Pakistan Plans $23 Billion in Foreign Borrowing for Next Fiscal Year

Pakistan Plans $23 Billion in Foreign Borrowing for Next Fiscal Year

Islamabad: Pakistan plans to borrow a minimum of $23 billion in the next fiscal year, including the rollover of $12 billion in bilateral debt, to support its extensive development agenda and meet external financing needs.

Budget documents for fiscal year 2024-25 indicate that Pakistan will borrow at least $23.2 billion (Rs5.9 trillion), excluding any loans from the International Monetary Fund (IMF), which are intended for balance of payments support.

Of the $23 billion borrowing plan, $20 billion is accounted for in the budget documents. However, the $3 billion rollover by the United Arab Emirates (UAE) is not included in the federal accounts as it is also designated for balance of payments support.

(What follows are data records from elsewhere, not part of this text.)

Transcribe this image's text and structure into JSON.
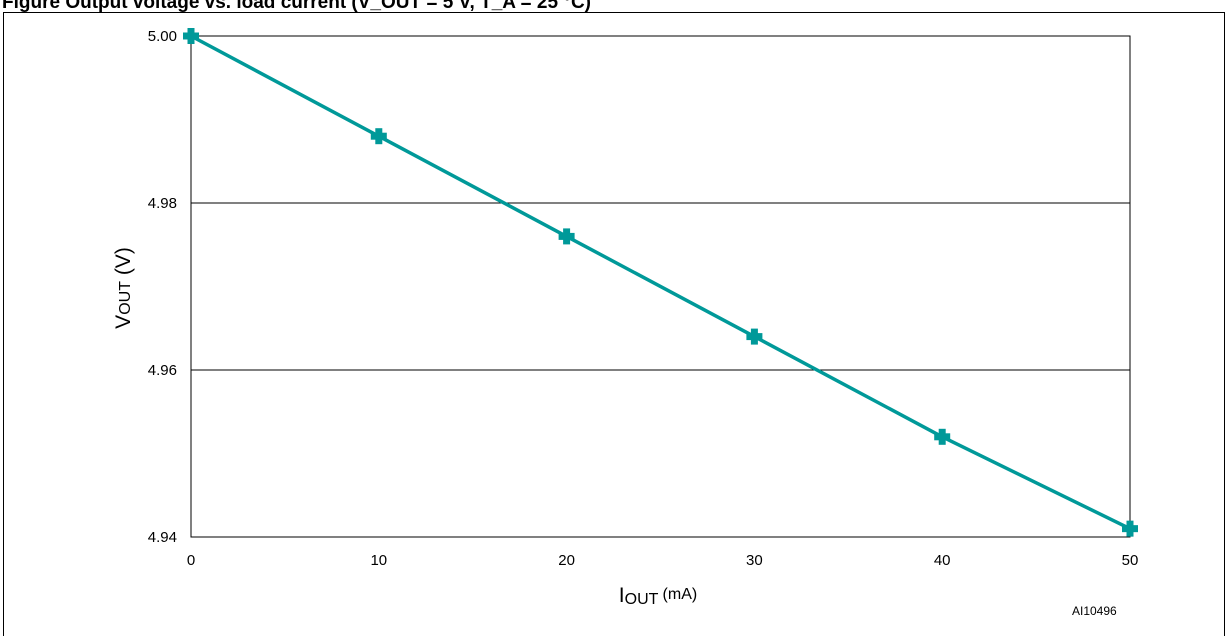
{
  "figure": {
    "title": "Figure     Output voltage vs. load current (V_OUT = 5 V, T_A = 25 °C)",
    "figure_id": "AI10496"
  },
  "colors": {
    "series": "#009999",
    "grid": "#000000",
    "axes": "#000000"
  },
  "chart_data": {
    "type": "line",
    "title": "",
    "xlabel": {
      "main": "I",
      "sub": "OUT",
      "unit": " (mA)"
    },
    "ylabel": {
      "main": "V",
      "sub": "OUT",
      "unit": " (V)"
    },
    "xlim": [
      0,
      50
    ],
    "ylim": [
      4.94,
      5.0
    ],
    "xticks": [
      0,
      10,
      20,
      30,
      40,
      50
    ],
    "yticks": [
      4.94,
      4.96,
      4.98,
      5.0
    ],
    "ytick_labels": [
      "4.94",
      "4.96",
      "4.98",
      "5.00"
    ],
    "xtick_labels": [
      "0",
      "10",
      "20",
      "30",
      "40",
      "50"
    ],
    "grid": "horizontal",
    "marker": "plus",
    "series": [
      {
        "x": [
          0,
          10,
          20,
          30,
          40,
          50
        ],
        "y": [
          5.0,
          4.988,
          4.976,
          4.964,
          4.952,
          4.941
        ]
      }
    ]
  }
}
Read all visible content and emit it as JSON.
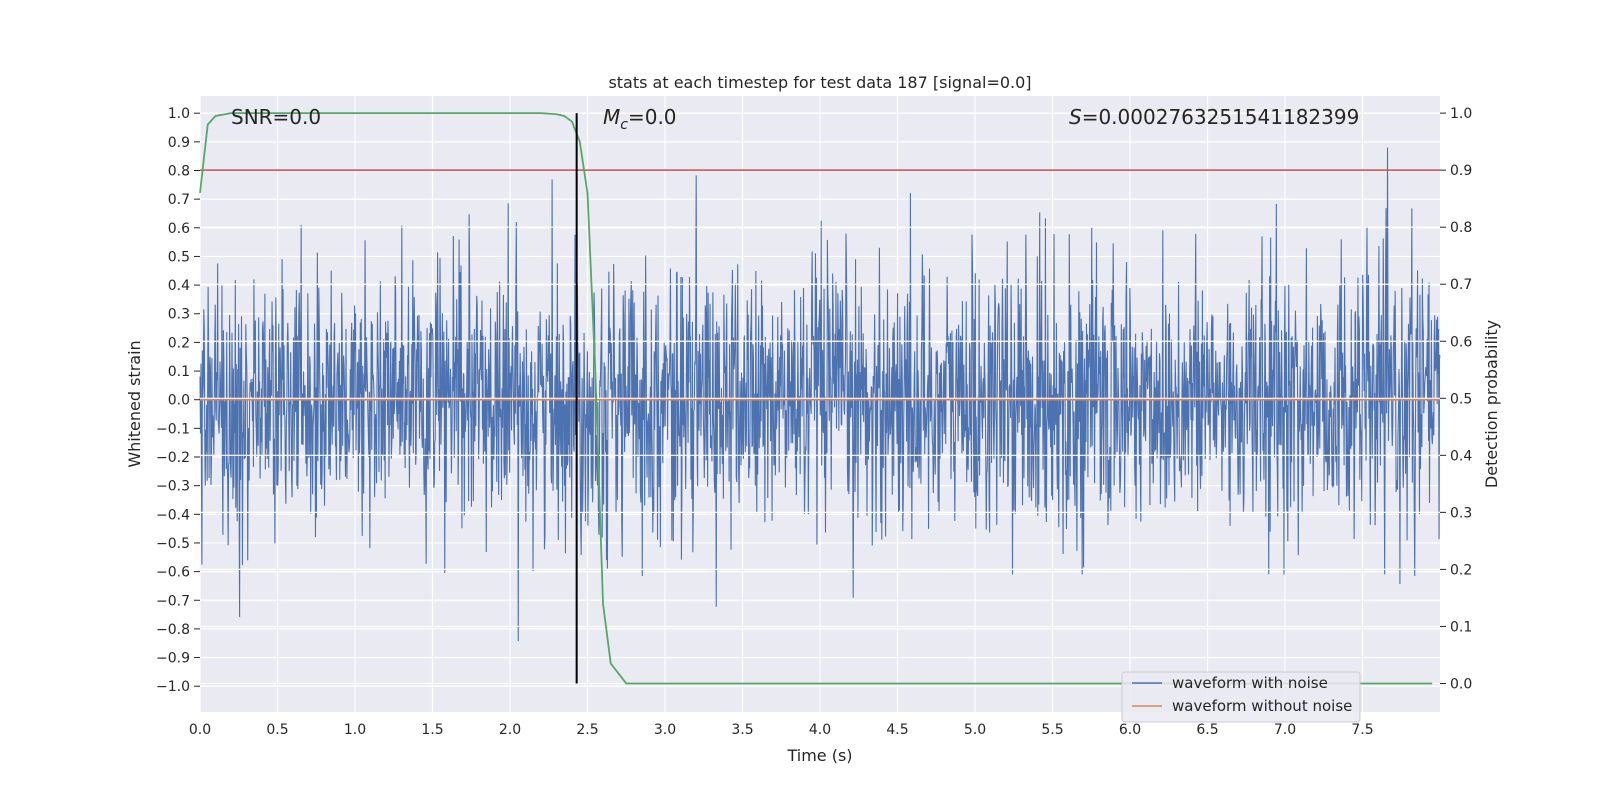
{
  "chart_data": {
    "type": "line",
    "title": "stats at each timestep for test data 187 [signal=0.0]",
    "xlabel": "Time (s)",
    "ylabel_left": "Whitened strain",
    "ylabel_right": "Detection probability",
    "xlim": [
      0.0,
      8.0
    ],
    "ylim_left": [
      -1.09,
      1.06
    ],
    "ylim_right": [
      -0.05,
      1.03
    ],
    "x_ticks": [
      0.0,
      0.5,
      1.0,
      1.5,
      2.0,
      2.5,
      3.0,
      3.5,
      4.0,
      4.5,
      5.0,
      5.5,
      6.0,
      6.5,
      7.0,
      7.5
    ],
    "x_tick_labels": [
      "0.0",
      "0.5",
      "1.0",
      "1.5",
      "2.0",
      "2.5",
      "3.0",
      "3.5",
      "4.0",
      "4.5",
      "5.0",
      "5.5",
      "6.0",
      "6.5",
      "7.0",
      "7.5"
    ],
    "y_left_ticks": [
      1.0,
      0.9,
      0.8,
      0.7,
      0.6,
      0.5,
      0.4,
      0.3,
      0.2,
      0.1,
      0.0,
      -0.1,
      -0.2,
      -0.3,
      -0.4,
      -0.5,
      -0.6,
      -0.7,
      -0.8,
      -0.9,
      -1.0
    ],
    "y_left_tick_labels": [
      "1.0",
      "0.9",
      "0.8",
      "0.7",
      "0.6",
      "0.5",
      "0.4",
      "0.3",
      "0.2",
      "0.1",
      "0.0",
      "−0.1",
      "−0.2",
      "−0.3",
      "−0.4",
      "−0.5",
      "−0.6",
      "−0.7",
      "−0.8",
      "−0.9",
      "−1.0"
    ],
    "y_right_ticks": [
      1.0,
      0.9,
      0.8,
      0.7,
      0.6,
      0.5,
      0.4,
      0.3,
      0.2,
      0.1,
      0.0
    ],
    "y_right_tick_labels": [
      "1.0",
      "0.9",
      "0.8",
      "0.7",
      "0.6",
      "0.5",
      "0.4",
      "0.3",
      "0.2",
      "0.1",
      "0.0"
    ],
    "grid": true,
    "annotations": {
      "snr": "SNR=0.0",
      "mc_symbol": "M",
      "mc_subscript": "c",
      "mc_value": "=0.0",
      "s_symbol": "S",
      "s_value": "=0.0002763251541182399"
    },
    "series": [
      {
        "name": "waveform with noise",
        "axis": "left",
        "color": "#4c72b0",
        "description": "dense noisy whitened strain, approximately within [-0.95, 0.97]",
        "amplitude_range": [
          -0.95,
          0.97
        ]
      },
      {
        "name": "waveform without noise",
        "axis": "left",
        "color": "#dd8452",
        "x": [
          0.0,
          8.0
        ],
        "y": [
          0.0,
          0.0
        ]
      },
      {
        "name": "detection probability",
        "axis": "right",
        "color": "#55a868",
        "x": [
          0.0,
          0.05,
          0.1,
          0.2,
          0.5,
          1.0,
          1.5,
          2.0,
          2.2,
          2.3,
          2.35,
          2.4,
          2.45,
          2.5,
          2.55,
          2.6,
          2.65,
          2.75,
          3.0,
          5.0,
          7.95
        ],
        "y": [
          0.86,
          0.98,
          0.995,
          1.0,
          1.0,
          1.0,
          1.0,
          1.0,
          1.0,
          0.998,
          0.995,
          0.985,
          0.95,
          0.86,
          0.55,
          0.14,
          0.035,
          0.0,
          0.0,
          0.0,
          0.0
        ]
      }
    ],
    "threshold_line": {
      "axis": "right",
      "y": 0.9,
      "color": "#c44e52"
    },
    "vertical_marker": {
      "x": 2.43,
      "color": "#000000",
      "y_range_right": [
        0.0,
        1.0
      ]
    },
    "legend": {
      "position": "lower-right",
      "entries": [
        {
          "label": "waveform with noise",
          "color": "#4c72b0"
        },
        {
          "label": "waveform without noise",
          "color": "#dd8452"
        }
      ]
    },
    "colors": {
      "background": "#eaeaf2",
      "grid": "#ffffff",
      "noise": "#4c72b0",
      "clean": "#dd8452",
      "probability": "#55a868",
      "threshold": "#c44e52",
      "marker": "#000000"
    }
  }
}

Details reveal that Pakistan will secure $19 billion in loans for budget financing and to bolster foreign exchange reserves. This substantial amount highlights the country’s continued dependency on the IMF, World Bank, Saudi Arabia, China, UAE, and the Islamic Development Bank for its foreign and economic policies.

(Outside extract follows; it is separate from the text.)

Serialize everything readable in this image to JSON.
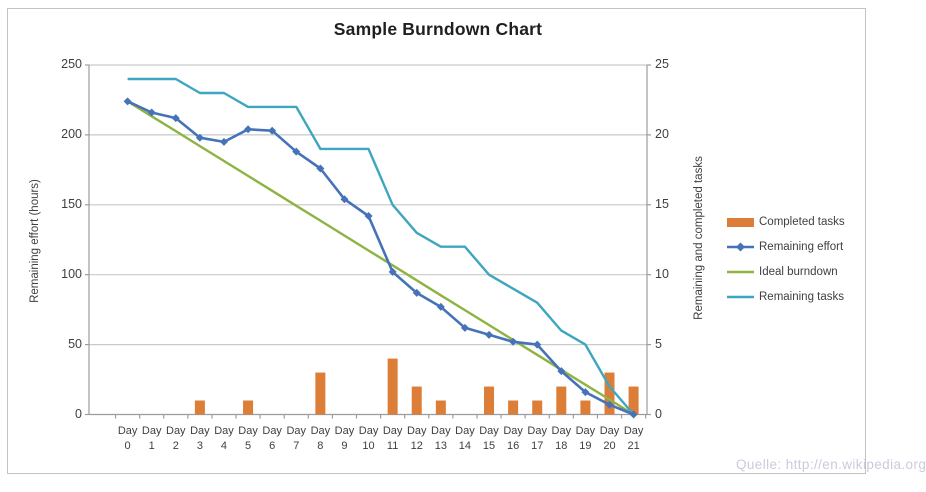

Due to this ongoing dependency, these nations and international creditors are imposing their conditions on Pakistan.

Prime Minister Shehbaz Sharif announced investment pledges of $15 billion from Saudi Arabia and the UAE, but these have yet to be formalized into agreements.

Failing to secure new debt from foreign commercial banks, the government has budgeted $3.9 billion in foreign commercial loans for the upcoming fiscal year. In the current year, China rolled over $1 billion of commercial debt.

The finance minister has not fulfilled his promise of issuing Panda bonds in the Chinese capital market. For the next fiscal year, the government has budgeted $1 billion in Eurobonds after failing to issue bonds this fiscal year.

There were expectations that international credit rating agencies would upgrade Pakistan’s junk rating under the $3 billion IMF standby arrangement. However, political and economic instability prevented an upgrade. Information Minister Marriyum Aurangzeb stated that rating agencies are awaiting approval of the new Extended Fund Facility from the IMF.

Without an improved rating, the government’s plan to raise $4.9 billion through Eurobonds and foreign commercial loans may not succeed. The government had anticipated receiving $6 billion from sovereign bonds and foreign commercial loans this fiscal year but failed to secure these deals, leading the State Bank of Pakistan to purchase an equivalent amount from local markets.

The government has again included the rollover of $5 billion in cash deposits from Saudi Arabia, highlighting the inability to repay the funds, of which $3 billion was borrowed in 2019 for one year.

However, Saudi Arabia has not agreed to extend a $1 billion oil facility to the next fiscal year, leading the government to exclude it from external loan projections. Similarly, no new Saudi loan for petrol imports is included, although the kingdom provided $600 million for petrol imports this year.

China’s $4 billion in cash deposits have been added to the rollover list, with $2 billion maturing next month.

The UAE’s financing is not part of the federal borrowing plan since it supports balance of payments and will be serviced by the central bank from its profits. Of the $3 billion, $1 billion is due next month.

The government also anticipates a new $500 million loan from the Islamic Development Bank and $465 million from Naya Pakistan Certificates. Approximately $1.1 billion will be borrowed to finance the federal Public Sector Development Programme.